Que, de la revisión de obrados se evidencia que, por diligencia de notificación de 17 de febrero de 2020 de fs. 11368, se notificó al Ministerio Público, mediante el cual se corre traslado con el memorial presentado por el Abog. Nelson Quinteros Salamanca, en su calidad de defensor de oficio de José Carlos Sánchez Berzaín, donde interpuso la nulidad de obrados por defectos absolutos no susceptibles de convalidación.

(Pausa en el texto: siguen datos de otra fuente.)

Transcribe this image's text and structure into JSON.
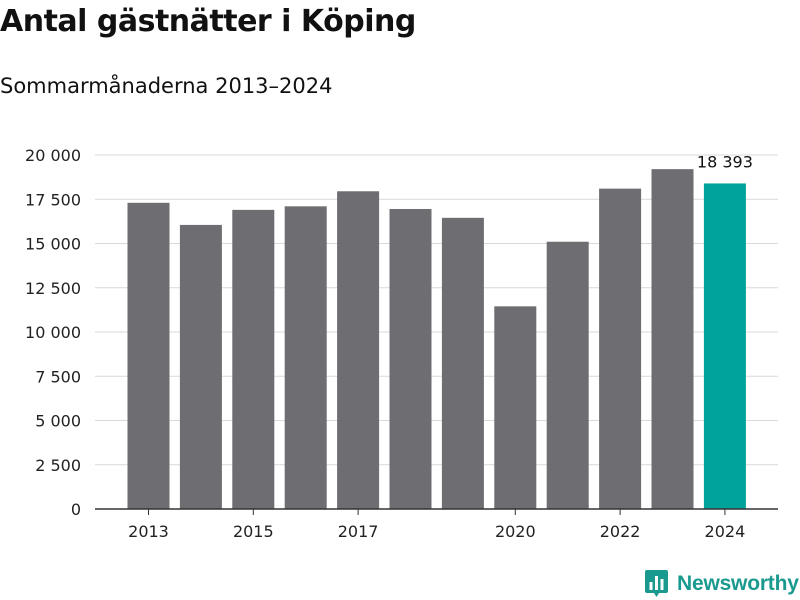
{
  "header": {
    "title": "Antal gästnätter i Köping",
    "subtitle": "Sommarmånaderna 2013–2024"
  },
  "brand": {
    "name": "Newsworthy",
    "logo_icon": "bar-chart-badge-icon",
    "color": "#1a9a8f"
  },
  "colors": {
    "bar": "#6d6d72",
    "highlight": "#00a39b",
    "grid": "#d9d9d9",
    "axis": "#333333"
  },
  "chart_data": {
    "type": "bar",
    "title": "Antal gästnätter i Köping",
    "subtitle": "Sommarmånaderna 2013–2024",
    "categories": [
      "2013",
      "2014",
      "2015",
      "2016",
      "2017",
      "2018",
      "2019",
      "2020",
      "2021",
      "2022",
      "2023",
      "2024"
    ],
    "values": [
      17300,
      16050,
      16900,
      17100,
      17950,
      16950,
      16450,
      11450,
      15100,
      18100,
      19200,
      18393
    ],
    "highlight_index": 11,
    "data_labels": [
      {
        "index": 11,
        "text": "18 393"
      }
    ],
    "x_tick_labels": [
      "2013",
      "",
      "2015",
      "",
      "2017",
      "",
      "",
      "2020",
      "",
      "2022",
      "",
      "2024"
    ],
    "y_ticks": [
      0,
      2500,
      5000,
      7500,
      10000,
      12500,
      15000,
      17500,
      20000
    ],
    "y_tick_labels": [
      "0",
      "2 500",
      "5 000",
      "7 500",
      "10 000",
      "12 500",
      "15 000",
      "17 500",
      "20 000"
    ],
    "ylim": [
      0,
      20000
    ],
    "xlabel": "",
    "ylabel": "",
    "grid": true
  }
}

Al respecto, revisados los antecedentes, consta que José Carlos Sánchez Berzaín por medio de su apoderado, el abog. Alvaro Rojas Revuelta, se apersonó ante la Corte Suprema y señaló que el domicilio de su defendido estaba en los Estados Unidos de Norteamérica, de lo que la Fiscalía General de la República procedió a enviar tres sobres que contenían las proposiciones acusatorias, querellas, Resolución Congresal N° 04/04-05, que autorizó el juicio de responsabilidades, con conminatoria de presentarse ante la Fiscalía General de Bolivia en el plazo de cinco (5) días para declarar y asumir su defensa, documentos que fueron revisados y corroborados por notario de fe pública y enviados mediante DHL Bolivia S.R.L., cumpliéndose de esa manera con lo que establece el art. 163 del Código de Procedimiento Penal, al enviar toda la notificación para que el demandando sea notificado y tenga conocimiento de los actos procesales en su contra, de lo que podemos ver que no se vulneraron los derechos a la defensa y al debido proceso del declarado rebelde, toda vez que, al tener conocimiento y no presentarse al llamado de la Ley, ocasionó que se emita el Auto Supremo 24 de 28 de marzo de 2007, declarándolo rebelde por no comparecer a dicha notificación del proceso de responsabilidad por los delitos de Genocidio y otros que se le sigue, los mismos que son considerados como crímenes de lesa humanidad.

Por lo que se concluye que en la diligencia fiscal de notificación no existió ningún defecto absoluto, toda vez que, existen las constancias de las diferentes notificaciones que cursan en el cuaderno procesal.

Igualmente, el incidentista no probó con documentos fehacientes cómo se habría vulnerado los derechos y garantías constitucionales de su defendido, siendo que, en el momento él mismo al ser designado como defensor de oficio, tomó conocimiento de todos los actuados que se habían llevado en el proceso, el cual, conociendo todos los actos procesales realizados, solamente hizo una relación lírica de su reclamo no adjuntando ningún sustento legal probatorio que acredite lo reclamado.

Por lo tanto, los argumentos expresados en el incidente de nulidad, no tienen ningún sustento legal, tampoco existe ninguna causal como exigen los artículos 16 y 17 parágrafo III de la Ley del Órgano Judicial (Ley N° 25 de 24 de junio de 2010), en el cual se justifique anular obrados hasta el vicio más antiguo, tomando en cuenta que, el incidentista conoció todos los actuados procesales.